Yesterday in the Markets
The stock markets saw one of their worst days of 2015 in the U.S., erasing all of their gains so far this year. The Dow Jones Industrials plunged more than 300 points, or about 1.8%. The precious metals continued their slide, all closing marginally in the red. Treasuries saw some demand, and yields on the 10-year note fell back to 2.05%.
Factors Affecting Gold Today
A slew of data was released in the States this morning. U.S. retail sales surprisingly fell for a third straight month, in part due to less shopping in the cold weather in the northeast. Oil inventories rose for a 9th straight week, adding to the supply glut and keeping inflation around the globe capped. Crude prices are down to about $48.50/bbl for WTI and $58.50/bbl for Brent, with a $10 spread. Meantime, jobless claims actually fell more than expected, giving some lift to equities.
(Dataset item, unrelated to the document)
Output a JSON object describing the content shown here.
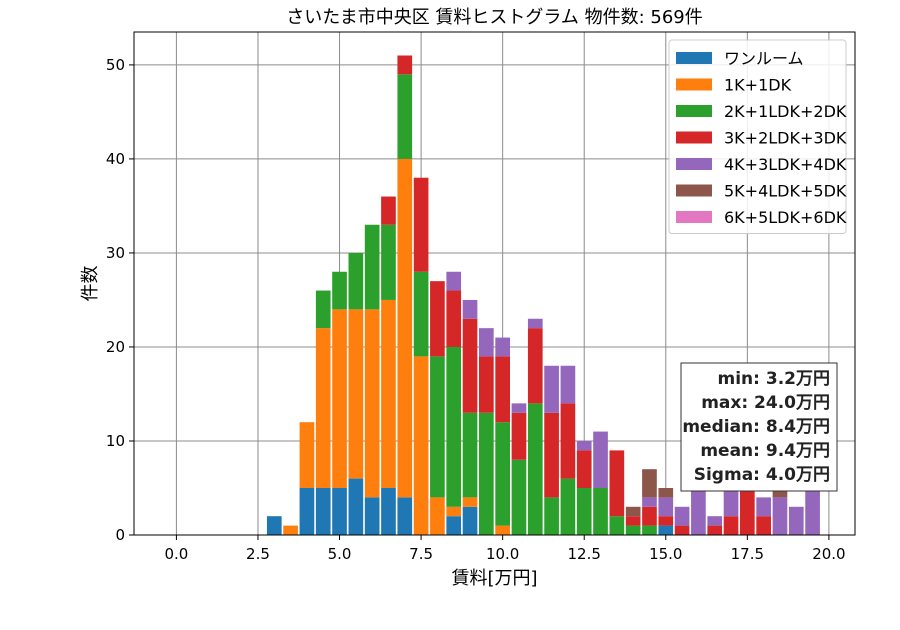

The Federal Reserves stress tests for the country’s 31 biggest banks revealed that some of the country’s largest financial institutions came dangerously close to not “passing” the evaluations, even when the headline data showed that the banks were apparently healthy. In fact, several banks (JPMorgan, Goldman Sachs, Morgan Stanley) only received approval after resubmitting amended capital plans; Bank of America got only conditional approval for its plans; and the U.S. divisions of Deutsche Bank and Banco Santander both had their capital plans rejected.
In other central banking news, South Korea’s central bank, the Bank of Korea, has cut its benchmark interest rate by 25 basis points to join the monetary easing club. Even as one of the strongest economies in the region, South Korea is not immune to the deflationary pressures that have been gripping both Europe and Asia–especially now that China, Japan, and the eurozone have all implemented some form of quantitative easing policies. Asian shares rose sharply this morning on the BoK news, with the Shanghai and Nikkei 225 indices up 1.75% and 1.5%, respectively. This marked a 15-year high for the Nikkei.
For an update on the standoff between Russia and Europe in Ukraine, Ukraine has been approved for a $17.5 billion loan from the IMF. European shares were mixed this morning as the ECB continues to buy Italian and German sovereign debt as part of its stimulus plan.
Italian CPI is released on Friday after many countries released their CPI data on Thursday. The U.S. consumer sentiment survey and PPI for final demand will both be announced.